By Sylvia Juuko
In our lifetime, there are expenses that are predictable and others that catch us by surprise. For instance, parents know that they have to pay school fees for their children. It is an expense they have to plan for.
However, they may not be prepared for an emergency operation for their own parents when their health begins to fail with old age.
To try and manage these life events, it’s crucial to handle our finances in such a way that we can confidently deal with the predictable aspects as well as manage the shocks to income that may arise from unforeseen events.
These cycles are mostly determined by age, marital status, as well as level of income among other things.
There are a number of ways we can ensure that we make financial choices that will enable us smoothly manage the several events in our lifetime.
You need to be cognizant of the fact that your needs will undergo change depending on your age. For example, the needs of high school students or those that have just landed jobs will differ from those who have retired.
If you are still in your twenties, you could be capable of undertaking investment risks because you have the advantage of time on your side.
On the other hand, a seventy five-year-old may not have advantage of age, and may opt for a more conservative investment approach given that they may never recover from a loss arising from a bad investment decision.
Ideally, when you are still youthful, you should work towards accumulating assets and growing your savings as well as investment portfolio.
Those in this age bracket with access to information, resources and mentors have no excuse to poorly manage their personal finances.
There are many who are playing catch up, given the fact that they were not exposed to financial education at an early stage.

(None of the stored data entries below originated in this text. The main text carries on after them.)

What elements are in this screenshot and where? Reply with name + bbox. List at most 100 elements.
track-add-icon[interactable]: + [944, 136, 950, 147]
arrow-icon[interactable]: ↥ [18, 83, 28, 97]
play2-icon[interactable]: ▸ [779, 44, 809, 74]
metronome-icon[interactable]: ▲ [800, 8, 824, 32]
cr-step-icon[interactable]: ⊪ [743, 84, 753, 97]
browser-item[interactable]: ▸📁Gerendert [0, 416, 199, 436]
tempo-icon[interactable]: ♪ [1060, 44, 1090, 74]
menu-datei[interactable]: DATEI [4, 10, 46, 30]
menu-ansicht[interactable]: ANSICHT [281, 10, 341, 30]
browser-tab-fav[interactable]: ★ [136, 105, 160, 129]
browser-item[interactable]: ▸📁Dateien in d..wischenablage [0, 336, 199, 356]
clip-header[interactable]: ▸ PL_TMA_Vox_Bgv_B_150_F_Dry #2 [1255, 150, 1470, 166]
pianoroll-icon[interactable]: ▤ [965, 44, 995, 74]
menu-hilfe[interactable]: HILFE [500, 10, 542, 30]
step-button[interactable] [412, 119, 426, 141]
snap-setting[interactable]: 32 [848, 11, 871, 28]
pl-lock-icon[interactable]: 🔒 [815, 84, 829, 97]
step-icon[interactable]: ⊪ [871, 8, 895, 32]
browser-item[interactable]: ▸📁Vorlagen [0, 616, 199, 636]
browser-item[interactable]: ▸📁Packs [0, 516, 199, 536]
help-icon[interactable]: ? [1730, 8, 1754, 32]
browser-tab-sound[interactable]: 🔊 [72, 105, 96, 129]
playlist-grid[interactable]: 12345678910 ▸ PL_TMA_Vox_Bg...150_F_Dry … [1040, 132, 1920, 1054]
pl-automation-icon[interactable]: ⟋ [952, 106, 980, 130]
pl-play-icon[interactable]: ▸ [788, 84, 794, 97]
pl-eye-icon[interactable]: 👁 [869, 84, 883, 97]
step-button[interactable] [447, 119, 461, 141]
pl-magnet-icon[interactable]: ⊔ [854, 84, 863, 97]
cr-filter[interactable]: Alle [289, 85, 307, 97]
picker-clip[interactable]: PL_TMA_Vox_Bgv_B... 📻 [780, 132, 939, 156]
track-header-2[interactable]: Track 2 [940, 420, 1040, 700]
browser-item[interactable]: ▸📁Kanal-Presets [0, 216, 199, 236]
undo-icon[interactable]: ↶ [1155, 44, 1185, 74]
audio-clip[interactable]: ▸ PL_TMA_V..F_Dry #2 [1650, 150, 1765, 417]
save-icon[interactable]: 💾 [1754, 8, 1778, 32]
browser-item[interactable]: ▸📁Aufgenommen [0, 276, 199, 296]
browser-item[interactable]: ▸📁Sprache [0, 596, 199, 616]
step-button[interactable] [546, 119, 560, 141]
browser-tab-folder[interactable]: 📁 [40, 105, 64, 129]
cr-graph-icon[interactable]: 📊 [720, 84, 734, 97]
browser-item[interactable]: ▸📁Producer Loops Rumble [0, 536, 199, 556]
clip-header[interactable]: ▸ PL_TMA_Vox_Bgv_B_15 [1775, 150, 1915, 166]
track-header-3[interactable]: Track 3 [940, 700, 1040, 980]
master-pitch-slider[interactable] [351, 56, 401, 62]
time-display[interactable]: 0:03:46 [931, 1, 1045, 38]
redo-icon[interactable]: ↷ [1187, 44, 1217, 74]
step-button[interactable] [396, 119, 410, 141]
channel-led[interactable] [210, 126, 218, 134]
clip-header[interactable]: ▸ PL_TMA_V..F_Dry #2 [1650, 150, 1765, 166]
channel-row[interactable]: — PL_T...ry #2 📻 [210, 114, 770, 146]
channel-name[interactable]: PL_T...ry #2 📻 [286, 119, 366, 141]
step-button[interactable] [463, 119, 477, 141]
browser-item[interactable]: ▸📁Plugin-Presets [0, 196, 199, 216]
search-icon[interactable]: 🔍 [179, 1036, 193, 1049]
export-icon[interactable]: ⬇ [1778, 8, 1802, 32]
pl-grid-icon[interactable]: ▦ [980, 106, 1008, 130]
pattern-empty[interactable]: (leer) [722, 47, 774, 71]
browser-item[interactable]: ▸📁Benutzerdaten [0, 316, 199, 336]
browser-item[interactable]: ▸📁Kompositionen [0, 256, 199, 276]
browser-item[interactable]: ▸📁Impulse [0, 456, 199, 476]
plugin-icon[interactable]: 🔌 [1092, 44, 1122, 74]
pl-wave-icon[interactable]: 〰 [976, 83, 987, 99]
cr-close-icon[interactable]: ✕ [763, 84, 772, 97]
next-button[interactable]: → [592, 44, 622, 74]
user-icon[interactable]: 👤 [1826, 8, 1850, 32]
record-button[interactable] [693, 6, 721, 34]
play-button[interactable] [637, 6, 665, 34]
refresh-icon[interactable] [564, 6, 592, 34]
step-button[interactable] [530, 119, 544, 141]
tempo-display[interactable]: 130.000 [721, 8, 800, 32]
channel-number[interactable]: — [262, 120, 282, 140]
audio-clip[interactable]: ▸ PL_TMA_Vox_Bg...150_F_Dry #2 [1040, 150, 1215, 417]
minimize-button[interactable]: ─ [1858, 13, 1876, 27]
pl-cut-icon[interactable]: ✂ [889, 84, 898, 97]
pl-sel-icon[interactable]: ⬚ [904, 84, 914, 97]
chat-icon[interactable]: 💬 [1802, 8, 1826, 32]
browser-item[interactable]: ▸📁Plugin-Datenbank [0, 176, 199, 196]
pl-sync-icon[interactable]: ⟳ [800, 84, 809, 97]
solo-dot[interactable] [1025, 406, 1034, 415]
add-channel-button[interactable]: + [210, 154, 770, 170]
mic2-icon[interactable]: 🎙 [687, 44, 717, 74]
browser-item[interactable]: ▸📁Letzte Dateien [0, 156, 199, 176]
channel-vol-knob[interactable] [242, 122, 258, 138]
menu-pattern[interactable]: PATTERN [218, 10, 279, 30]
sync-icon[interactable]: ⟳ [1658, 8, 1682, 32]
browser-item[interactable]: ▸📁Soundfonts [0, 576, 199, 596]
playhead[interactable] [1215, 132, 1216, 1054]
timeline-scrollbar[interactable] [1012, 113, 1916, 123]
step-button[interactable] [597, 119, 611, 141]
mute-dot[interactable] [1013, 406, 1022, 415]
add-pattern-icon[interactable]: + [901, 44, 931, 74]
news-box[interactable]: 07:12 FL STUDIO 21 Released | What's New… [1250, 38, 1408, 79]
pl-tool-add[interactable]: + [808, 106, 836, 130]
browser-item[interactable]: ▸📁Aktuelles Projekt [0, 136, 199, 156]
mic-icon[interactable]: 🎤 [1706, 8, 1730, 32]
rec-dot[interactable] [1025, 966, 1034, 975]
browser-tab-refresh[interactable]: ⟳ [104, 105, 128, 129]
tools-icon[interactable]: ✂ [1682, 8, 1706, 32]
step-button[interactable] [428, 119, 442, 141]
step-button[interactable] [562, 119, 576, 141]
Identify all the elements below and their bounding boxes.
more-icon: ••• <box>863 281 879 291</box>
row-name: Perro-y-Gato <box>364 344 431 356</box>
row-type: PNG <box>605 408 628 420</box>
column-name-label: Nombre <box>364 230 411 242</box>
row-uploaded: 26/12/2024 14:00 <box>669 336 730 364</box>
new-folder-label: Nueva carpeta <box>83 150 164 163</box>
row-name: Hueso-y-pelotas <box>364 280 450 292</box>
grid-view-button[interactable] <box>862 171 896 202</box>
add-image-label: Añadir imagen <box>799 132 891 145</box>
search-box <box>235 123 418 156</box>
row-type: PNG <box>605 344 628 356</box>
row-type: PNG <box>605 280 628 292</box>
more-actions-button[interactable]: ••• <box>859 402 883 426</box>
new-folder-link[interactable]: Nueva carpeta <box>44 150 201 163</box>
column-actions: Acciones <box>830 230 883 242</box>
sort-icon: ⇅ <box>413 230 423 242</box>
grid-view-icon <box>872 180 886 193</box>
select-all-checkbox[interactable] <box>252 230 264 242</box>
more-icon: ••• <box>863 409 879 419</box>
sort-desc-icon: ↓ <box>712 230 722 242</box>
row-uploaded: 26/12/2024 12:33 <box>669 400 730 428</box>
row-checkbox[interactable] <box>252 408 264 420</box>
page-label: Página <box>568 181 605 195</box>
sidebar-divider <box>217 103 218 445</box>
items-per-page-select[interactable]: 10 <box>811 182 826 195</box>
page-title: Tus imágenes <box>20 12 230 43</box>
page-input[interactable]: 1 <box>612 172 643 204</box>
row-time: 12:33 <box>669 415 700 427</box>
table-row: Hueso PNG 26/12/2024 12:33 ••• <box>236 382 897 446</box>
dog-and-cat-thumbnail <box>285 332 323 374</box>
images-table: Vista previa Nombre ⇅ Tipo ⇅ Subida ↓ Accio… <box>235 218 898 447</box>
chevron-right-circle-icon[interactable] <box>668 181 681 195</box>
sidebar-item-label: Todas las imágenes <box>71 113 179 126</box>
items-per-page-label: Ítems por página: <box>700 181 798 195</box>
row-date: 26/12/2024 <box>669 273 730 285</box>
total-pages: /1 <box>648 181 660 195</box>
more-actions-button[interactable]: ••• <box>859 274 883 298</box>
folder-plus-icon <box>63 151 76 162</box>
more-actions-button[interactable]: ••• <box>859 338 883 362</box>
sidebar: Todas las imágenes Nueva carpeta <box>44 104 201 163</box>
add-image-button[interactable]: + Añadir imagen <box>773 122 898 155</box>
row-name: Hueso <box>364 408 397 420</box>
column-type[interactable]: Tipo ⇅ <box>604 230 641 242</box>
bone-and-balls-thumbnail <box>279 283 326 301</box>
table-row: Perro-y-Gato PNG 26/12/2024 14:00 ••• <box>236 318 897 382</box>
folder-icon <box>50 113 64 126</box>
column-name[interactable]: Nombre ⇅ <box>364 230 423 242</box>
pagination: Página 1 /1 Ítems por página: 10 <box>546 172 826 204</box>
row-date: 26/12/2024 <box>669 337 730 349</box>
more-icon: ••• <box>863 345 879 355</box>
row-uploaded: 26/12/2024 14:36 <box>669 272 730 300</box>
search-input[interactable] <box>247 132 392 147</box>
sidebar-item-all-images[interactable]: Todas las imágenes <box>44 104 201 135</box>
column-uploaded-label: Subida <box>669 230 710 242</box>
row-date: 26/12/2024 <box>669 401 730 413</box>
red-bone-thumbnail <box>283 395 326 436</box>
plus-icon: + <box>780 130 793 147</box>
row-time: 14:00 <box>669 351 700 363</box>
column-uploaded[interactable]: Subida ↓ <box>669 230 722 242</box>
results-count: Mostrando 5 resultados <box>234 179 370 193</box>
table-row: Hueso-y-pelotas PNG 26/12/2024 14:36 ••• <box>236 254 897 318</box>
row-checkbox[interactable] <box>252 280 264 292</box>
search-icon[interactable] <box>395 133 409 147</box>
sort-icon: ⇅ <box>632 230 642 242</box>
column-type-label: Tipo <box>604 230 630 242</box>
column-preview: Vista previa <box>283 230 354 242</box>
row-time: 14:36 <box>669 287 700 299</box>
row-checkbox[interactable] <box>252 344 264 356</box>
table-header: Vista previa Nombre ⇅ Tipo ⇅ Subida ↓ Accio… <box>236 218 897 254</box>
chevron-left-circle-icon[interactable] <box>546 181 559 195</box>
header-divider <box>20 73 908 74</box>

Nevertheless, it’s not too late to turn around your fortunes by devoting time and energy to prudent financial management practices.
For most of these events that include; accumulating assets, studying, marriage, starting a family and acquiring homes will necessitate accumulating amounts of money that are higher than what you may ordinarily have at hand.
You need to accumulate savings that should eventually be invested so as to support these changes in the lifecycle.
For example, you could lose your income, suffer a collapse in business or have a medical emergency. While you cannot predict when this can happen, you need to have resources that can cushion you during such low times.